I can accept that explanation, that questions of guilt and complicity have been pushed out of the minds of the villagers in the desperate struggle to simply survive. But I can’t understand why they didn’t think the victims ought to be remembered, and the atrocities recorded so that future generations would know.

Holocaust deniers are incomprehensible to me. I cannot understand people willingly ignoring vast swathes of evidence for the purpose of a political or religious agenda, or because they cannot comprehend and accept the depths of evil that humans are capable of. I’m so grateful that Eisenhower foresaw the possibility of future generations dismissing the Holocaust as “propoganda” and ordered meticulous photographic records to be made of each camp. And I agree wholeheartedly with the assessment of Fr. Desbois:

As for those who question the existence of the Holocaust, whether they are politicians or within his own church, he sees them as the direct inheritors of Himmler and Heydrich. They are, he says, the “deniers of the inferno”.

Not too long ago, I had an altercation in my comment box with a reader who was horrified that I, as a Christian, would read The Hunger Games. She saw it as promoting gratuitous violence. I see no such thing. The violence in The Hunger Games is horrific and destructive. It destroys everyone involved. No one comes out unscathed, or even remotely normal, let alone happy.

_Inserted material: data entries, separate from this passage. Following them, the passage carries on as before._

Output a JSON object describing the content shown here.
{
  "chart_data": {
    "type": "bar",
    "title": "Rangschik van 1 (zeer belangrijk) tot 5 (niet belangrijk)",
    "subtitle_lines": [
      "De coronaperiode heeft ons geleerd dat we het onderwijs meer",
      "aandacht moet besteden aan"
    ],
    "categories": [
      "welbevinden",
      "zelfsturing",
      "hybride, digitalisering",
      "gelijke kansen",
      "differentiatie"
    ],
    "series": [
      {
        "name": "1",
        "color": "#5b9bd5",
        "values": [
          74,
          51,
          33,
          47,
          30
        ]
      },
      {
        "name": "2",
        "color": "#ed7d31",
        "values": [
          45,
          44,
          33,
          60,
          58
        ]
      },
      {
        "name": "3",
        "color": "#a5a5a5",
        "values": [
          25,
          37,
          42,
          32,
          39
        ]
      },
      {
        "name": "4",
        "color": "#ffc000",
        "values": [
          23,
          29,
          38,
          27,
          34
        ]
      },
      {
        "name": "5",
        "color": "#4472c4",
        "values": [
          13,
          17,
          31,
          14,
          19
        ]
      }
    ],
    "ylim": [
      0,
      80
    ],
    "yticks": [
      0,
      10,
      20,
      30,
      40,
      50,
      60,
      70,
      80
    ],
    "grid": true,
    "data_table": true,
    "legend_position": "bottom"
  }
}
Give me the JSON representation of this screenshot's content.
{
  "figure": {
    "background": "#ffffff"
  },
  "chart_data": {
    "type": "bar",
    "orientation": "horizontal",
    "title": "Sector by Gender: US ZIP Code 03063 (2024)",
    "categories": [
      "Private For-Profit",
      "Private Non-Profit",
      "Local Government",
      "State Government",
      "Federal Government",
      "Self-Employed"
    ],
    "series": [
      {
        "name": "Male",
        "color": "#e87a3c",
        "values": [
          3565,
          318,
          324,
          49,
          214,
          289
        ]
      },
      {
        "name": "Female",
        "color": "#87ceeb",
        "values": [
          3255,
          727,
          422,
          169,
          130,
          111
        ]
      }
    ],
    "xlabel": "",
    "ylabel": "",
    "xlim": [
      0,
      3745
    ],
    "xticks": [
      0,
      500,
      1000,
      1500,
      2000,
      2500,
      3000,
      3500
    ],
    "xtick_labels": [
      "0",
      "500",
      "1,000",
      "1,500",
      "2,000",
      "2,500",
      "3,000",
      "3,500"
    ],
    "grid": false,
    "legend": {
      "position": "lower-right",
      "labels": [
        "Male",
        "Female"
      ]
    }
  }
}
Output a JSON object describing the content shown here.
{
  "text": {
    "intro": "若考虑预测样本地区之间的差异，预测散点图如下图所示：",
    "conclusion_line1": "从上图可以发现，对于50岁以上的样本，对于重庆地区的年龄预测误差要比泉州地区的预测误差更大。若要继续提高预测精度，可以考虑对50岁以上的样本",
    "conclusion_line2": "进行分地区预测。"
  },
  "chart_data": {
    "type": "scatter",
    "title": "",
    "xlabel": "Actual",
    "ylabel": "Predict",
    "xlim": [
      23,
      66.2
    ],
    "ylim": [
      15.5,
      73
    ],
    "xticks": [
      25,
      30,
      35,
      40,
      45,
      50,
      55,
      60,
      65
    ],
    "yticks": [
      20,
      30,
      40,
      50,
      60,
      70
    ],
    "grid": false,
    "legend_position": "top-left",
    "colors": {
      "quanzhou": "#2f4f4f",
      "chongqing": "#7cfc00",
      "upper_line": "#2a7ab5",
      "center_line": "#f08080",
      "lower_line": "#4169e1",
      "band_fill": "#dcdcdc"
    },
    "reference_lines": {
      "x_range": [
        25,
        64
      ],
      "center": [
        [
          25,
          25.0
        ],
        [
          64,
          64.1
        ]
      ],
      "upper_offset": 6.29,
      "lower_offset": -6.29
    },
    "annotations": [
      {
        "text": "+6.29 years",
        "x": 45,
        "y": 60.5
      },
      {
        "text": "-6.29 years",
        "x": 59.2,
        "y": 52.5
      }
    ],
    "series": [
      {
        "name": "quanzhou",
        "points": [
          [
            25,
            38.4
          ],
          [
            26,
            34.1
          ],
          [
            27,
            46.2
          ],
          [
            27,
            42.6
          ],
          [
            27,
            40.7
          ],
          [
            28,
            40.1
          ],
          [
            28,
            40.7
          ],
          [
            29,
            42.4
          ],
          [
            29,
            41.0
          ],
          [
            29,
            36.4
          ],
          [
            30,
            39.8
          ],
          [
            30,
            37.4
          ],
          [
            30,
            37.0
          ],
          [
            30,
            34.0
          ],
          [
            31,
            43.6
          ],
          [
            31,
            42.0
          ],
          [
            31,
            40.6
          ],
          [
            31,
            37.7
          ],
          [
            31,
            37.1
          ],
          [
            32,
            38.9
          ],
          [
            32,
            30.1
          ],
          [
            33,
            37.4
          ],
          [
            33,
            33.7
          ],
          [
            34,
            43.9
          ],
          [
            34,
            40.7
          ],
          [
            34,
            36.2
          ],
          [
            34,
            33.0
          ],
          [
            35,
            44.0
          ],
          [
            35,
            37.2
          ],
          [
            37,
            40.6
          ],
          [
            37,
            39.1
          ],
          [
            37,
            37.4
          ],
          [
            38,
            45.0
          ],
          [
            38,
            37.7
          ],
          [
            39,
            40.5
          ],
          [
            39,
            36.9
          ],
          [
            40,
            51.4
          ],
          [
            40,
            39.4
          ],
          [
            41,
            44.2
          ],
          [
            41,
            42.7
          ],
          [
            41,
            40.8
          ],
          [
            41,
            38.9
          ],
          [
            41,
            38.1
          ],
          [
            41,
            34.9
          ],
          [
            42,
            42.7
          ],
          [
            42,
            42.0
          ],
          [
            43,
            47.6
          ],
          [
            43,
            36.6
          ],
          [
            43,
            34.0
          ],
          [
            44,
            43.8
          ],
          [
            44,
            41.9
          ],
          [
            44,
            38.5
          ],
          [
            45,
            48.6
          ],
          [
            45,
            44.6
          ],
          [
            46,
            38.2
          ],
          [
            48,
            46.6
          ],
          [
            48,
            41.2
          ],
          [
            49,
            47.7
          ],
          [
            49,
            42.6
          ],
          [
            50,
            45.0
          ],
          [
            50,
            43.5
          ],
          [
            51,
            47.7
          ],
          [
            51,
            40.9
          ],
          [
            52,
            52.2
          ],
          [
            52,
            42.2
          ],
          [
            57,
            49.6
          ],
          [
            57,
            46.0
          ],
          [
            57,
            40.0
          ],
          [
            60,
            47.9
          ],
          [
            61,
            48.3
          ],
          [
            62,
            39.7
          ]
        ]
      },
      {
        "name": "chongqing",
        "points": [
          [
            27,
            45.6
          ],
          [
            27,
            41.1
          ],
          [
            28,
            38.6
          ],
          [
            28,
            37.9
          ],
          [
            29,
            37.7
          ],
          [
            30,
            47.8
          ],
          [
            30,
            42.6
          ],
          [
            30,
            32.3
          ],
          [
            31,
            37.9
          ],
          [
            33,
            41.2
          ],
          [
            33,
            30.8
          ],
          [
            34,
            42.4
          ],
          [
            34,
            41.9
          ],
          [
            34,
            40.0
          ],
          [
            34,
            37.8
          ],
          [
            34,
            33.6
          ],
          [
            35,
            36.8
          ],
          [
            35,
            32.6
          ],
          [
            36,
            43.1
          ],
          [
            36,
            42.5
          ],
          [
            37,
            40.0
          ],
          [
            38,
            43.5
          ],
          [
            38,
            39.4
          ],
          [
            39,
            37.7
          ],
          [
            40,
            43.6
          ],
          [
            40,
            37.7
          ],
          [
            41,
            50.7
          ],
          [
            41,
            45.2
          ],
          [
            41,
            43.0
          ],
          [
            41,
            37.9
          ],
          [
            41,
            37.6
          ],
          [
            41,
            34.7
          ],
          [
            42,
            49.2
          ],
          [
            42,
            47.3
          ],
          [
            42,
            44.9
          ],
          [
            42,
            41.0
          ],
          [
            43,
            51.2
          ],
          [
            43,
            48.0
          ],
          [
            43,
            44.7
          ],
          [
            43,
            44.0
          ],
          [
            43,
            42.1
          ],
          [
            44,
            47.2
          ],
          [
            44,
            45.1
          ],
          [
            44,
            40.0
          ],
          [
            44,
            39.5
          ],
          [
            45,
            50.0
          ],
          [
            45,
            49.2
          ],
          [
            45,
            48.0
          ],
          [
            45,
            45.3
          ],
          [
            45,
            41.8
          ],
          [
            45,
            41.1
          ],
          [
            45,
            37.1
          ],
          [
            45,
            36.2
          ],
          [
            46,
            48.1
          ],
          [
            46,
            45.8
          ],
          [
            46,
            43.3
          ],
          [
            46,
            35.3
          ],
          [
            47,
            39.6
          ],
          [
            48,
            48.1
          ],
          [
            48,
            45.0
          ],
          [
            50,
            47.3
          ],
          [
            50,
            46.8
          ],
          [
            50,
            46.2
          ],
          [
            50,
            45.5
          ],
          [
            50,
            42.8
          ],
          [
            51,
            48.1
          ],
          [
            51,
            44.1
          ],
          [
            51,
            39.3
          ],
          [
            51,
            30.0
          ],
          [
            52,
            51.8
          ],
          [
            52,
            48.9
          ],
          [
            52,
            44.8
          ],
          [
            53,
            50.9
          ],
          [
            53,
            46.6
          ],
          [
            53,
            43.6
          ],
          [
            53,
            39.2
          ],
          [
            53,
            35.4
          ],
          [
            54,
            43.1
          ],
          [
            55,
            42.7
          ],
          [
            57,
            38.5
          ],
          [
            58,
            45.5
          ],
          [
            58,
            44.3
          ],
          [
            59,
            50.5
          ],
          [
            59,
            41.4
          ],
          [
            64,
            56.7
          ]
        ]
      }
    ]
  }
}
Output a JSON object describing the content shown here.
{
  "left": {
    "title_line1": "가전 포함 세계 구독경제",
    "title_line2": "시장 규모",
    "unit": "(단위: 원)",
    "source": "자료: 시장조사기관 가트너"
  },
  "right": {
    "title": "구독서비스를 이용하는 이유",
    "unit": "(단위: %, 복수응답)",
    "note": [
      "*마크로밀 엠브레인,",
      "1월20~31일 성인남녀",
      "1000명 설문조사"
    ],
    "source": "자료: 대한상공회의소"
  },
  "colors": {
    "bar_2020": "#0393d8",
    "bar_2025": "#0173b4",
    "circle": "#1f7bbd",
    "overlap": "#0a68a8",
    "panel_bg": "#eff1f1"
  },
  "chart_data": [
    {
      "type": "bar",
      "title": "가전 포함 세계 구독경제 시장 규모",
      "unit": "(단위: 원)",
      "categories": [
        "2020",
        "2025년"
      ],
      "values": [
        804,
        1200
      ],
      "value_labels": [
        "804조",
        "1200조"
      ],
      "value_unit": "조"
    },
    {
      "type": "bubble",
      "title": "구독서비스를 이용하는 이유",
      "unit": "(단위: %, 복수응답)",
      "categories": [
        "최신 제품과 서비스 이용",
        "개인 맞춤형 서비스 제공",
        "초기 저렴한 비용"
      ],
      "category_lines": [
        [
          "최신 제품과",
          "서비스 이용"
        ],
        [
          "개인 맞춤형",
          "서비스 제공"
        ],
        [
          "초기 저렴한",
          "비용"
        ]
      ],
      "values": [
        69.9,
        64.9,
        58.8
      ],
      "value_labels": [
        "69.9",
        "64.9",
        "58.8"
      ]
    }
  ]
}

I understand shielding our children from depictions of gratuitous violence, but I think we as a culture have begun to lose sight of when depictions of violence are gratuitous and when they serve a purpose. My husband thinks the movie Platoon is an important movie, one that our children should see at some point in their teenage years. I couldn’t even finish the movie because I was so sickened by the violence, and for years I fought him about showing it to our kids. But now I’m starting to understand why it’s important. It’s important for the same reason that telling our children about the Holocaust is important, really telling them, not glossing over it but making sure they understand the depth and breadth of the horror. Future generations must understand what humans are capable of. We must not allow the generations of the future to insist that such things could not happen, that humans would not have done such a thing, because that’s exactly when it will happen again. The US and Britain has at least some reports of the concentration camps well before they entered the war, but they didn’t act because they didn’t believe it could be true. How many lives could have been saved if our governments hadn’t been lulled into a false sense of security about the capabilities of human beings to commit evil against each other?  (He objects to my mention of Platoon because the argument for that movie is more complicated than I’m allowing at the moment)

The tricky part, I guess, is figuring out when our children are mature enough to hear it and understand. I don’t think it’s too difficult to untangle which depictions of violence are gratuitous and which are not, but it is going to be difficult to decide when each child is ready to hear and see and to bear them. I believe it needs to happen before the kids go to college, probably well before, when they’re still ready and willing to listen. But I truly think that one of the worst disservices we can do to our children is to shield them from the reality of violence. If they don’t know what humans are capable of, they will never learn how to guard against it, both in others and in themselves.